I don't care if it computes to you or not - I am telling you this bore is one tight sucker.



Regards;

Keith Hickam

Dan'l

Unless slugged and carefully measured or plug gaged (best) its tough to tell what the bore size really is.
I usually shoot a ball about .005 (preferred) or .010" under the bore, figuring .500" for a 50 and a heavy patch. I use plug gages to center the bore in the lathe. The Green Mountain 50s will accept a .498 or 499 plug gage with enough clearance to allow it to slide easily with little excess clearance so I would call them very close to .500"
With a decent crown these can be loaded with just a rod though I use a starter on the swivel breech.
I was using a 480 and a heavy ticking patch in a GM 50 smooth which requires a smaller ball than a grooved barrel of the same caliber.
Also the land/groove ratio can effect how easy a barrel will load. Narrow lands load much easier.

Dan
 
Dan, your pics make long for the Mountains. I didn't make it this year due to family commitments but I'll be back next fall wondering the plains and hills of Wyoming or Colorado flintlock in hand...always enjoy your posts, keep them coming.

Snow
 
Dan, Snow, Trench and others. Thanks for the responses, I appreciate it. :thumbsup:

Dan'l
 
One thing that I don't think has been mentioned concerning patch/ball fit is how deep the rifling is. In my Rice .54 I can start a .526 ball with .018 patch without a short starter on a woods walk. If I load from a bench, I use .530 or .535 ball with a short starter using that same patch. My rifling is .015" so a thick patch helps. The rest is kind of what game you want to play. Going with a .526 on woodswalks is a choice I made to limit what I carry.

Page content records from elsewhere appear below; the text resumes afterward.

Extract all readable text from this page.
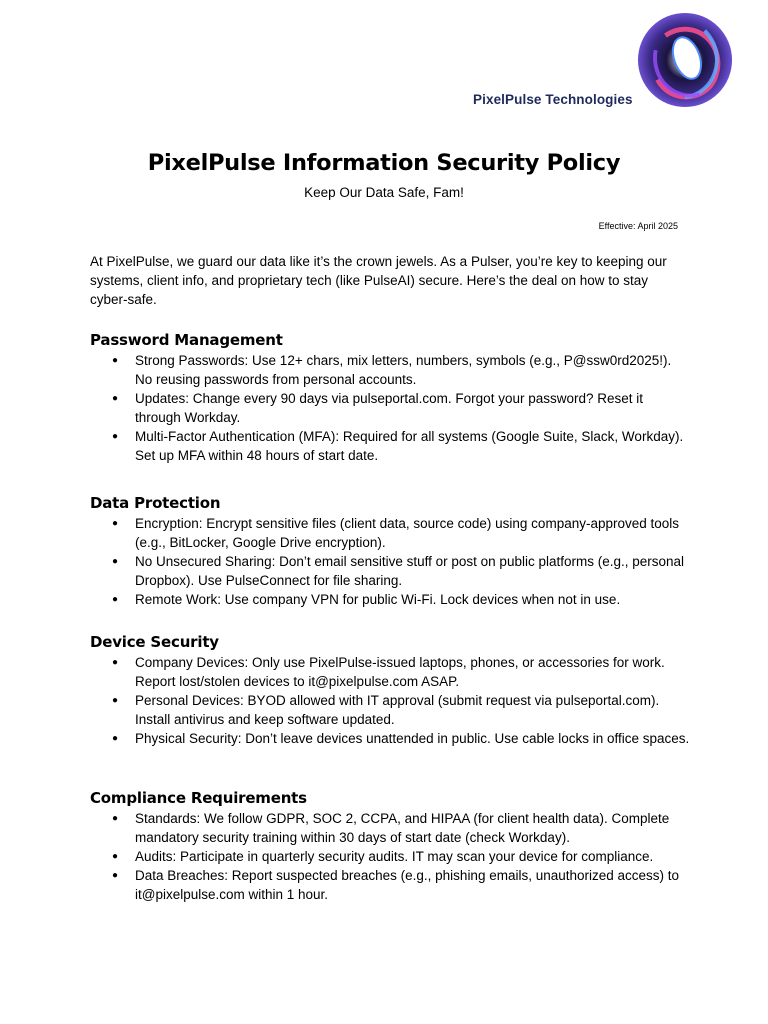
PixelPulse Technologies
PixelPulse Information Security Policy
Keep Our Data Safe, Fam!
Effective: April 2025
At PixelPulse, we guard our data like it’s the crown jewels. As a Pulser, you’re key to keeping our systems, client info, and proprietary tech (like PulseAI) secure. Here’s the deal on how to stay cyber-safe.
Password Management
● Strong Passwords: Use 12+ chars, mix letters, numbers, symbols (e.g., P@ssw0rd2025!). No reusing passwords from personal accounts.
● Updates: Change every 90 days via pulseportal.com. Forgot your password? Reset it through Workday.
● Multi-Factor Authentication (MFA): Required for all systems (Google Suite, Slack, Workday). Set up MFA within 48 hours of start date.
Data Protection
● Encryption: Encrypt sensitive files (client data, source code) using company-approved tools (e.g., BitLocker, Google Drive encryption).
● No Unsecured Sharing: Don’t email sensitive stuff or post on public platforms (e.g., personal Dropbox). Use PulseConnect for file sharing.
● Remote Work: Use company VPN for public Wi-Fi. Lock devices when not in use.
Device Security
● Company Devices: Only use PixelPulse-issued laptops, phones, or accessories for work. Report lost/stolen devices to it@pixelpulse.com ASAP.
● Personal Devices: BYOD allowed with IT approval (submit request via pulseportal.com). Install antivirus and keep software updated.
● Physical Security: Don’t leave devices unattended in public. Use cable locks in office spaces.
Compliance Requirements
● Standards: We follow GDPR, SOC 2, CCPA, and HIPAA (for client health data). Complete mandatory security training within 30 days of start date (check Workday).
● Audits: Participate in quarterly security audits. IT may scan your device for compliance.
● Data Breaches: Report suspected breaches (e.g., phishing emails, unauthorized access) to it@pixelpulse.com within 1 hour.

Someone mentioned all the stuff carried in a shooting box. I carry the same box for more than one gun and all the tools needed to fix things. I shoot too far from my shop to want to run back and forth. (Don't let this last comment hijack the thread.)

Regards,
Pletch
 
roundball said:
Nice deer...and nobody is disputing moderate powder charges for close shots if that's all you're confronted with or are disciplined enough to take.

That's the key, isn't it? If you use lighter loads, you need to understand the limitations you might be putting on yourself so you don't take a silly shot.
The only reason that deer was shot with that load was because I didn't have time to work anything else up. After that season I went to 70gr 2F and found out that the accuracy bottomed out with anything higher.
 
60 gr will be fine. I hunt with a .54 TVM Earley Virginia rifle with a 26" barrel I use 70gr FFF have taken 5 deer with it. Have yet to recover a ball. More powder may be more power but what do I want? If it is accurate in your rifle and you know your limits. For me with iron sights I stay 75 yards or less. Old eyes not rifle.
 
Sixty grains of 3f is extremely accurate in my TVM EV .50 and hits hard. That load will definitely take deer. Still, I prefer around 75 grains for deer which maintains the same level of accuracy with a little more power. IMHO a hunting load should require a short starter (with an unconed muzzle). Once started it goes down easily. A .010 undersized ball should work fine with a .015 patch. Even a .005 undersized ball can work well in many instances. Good luck.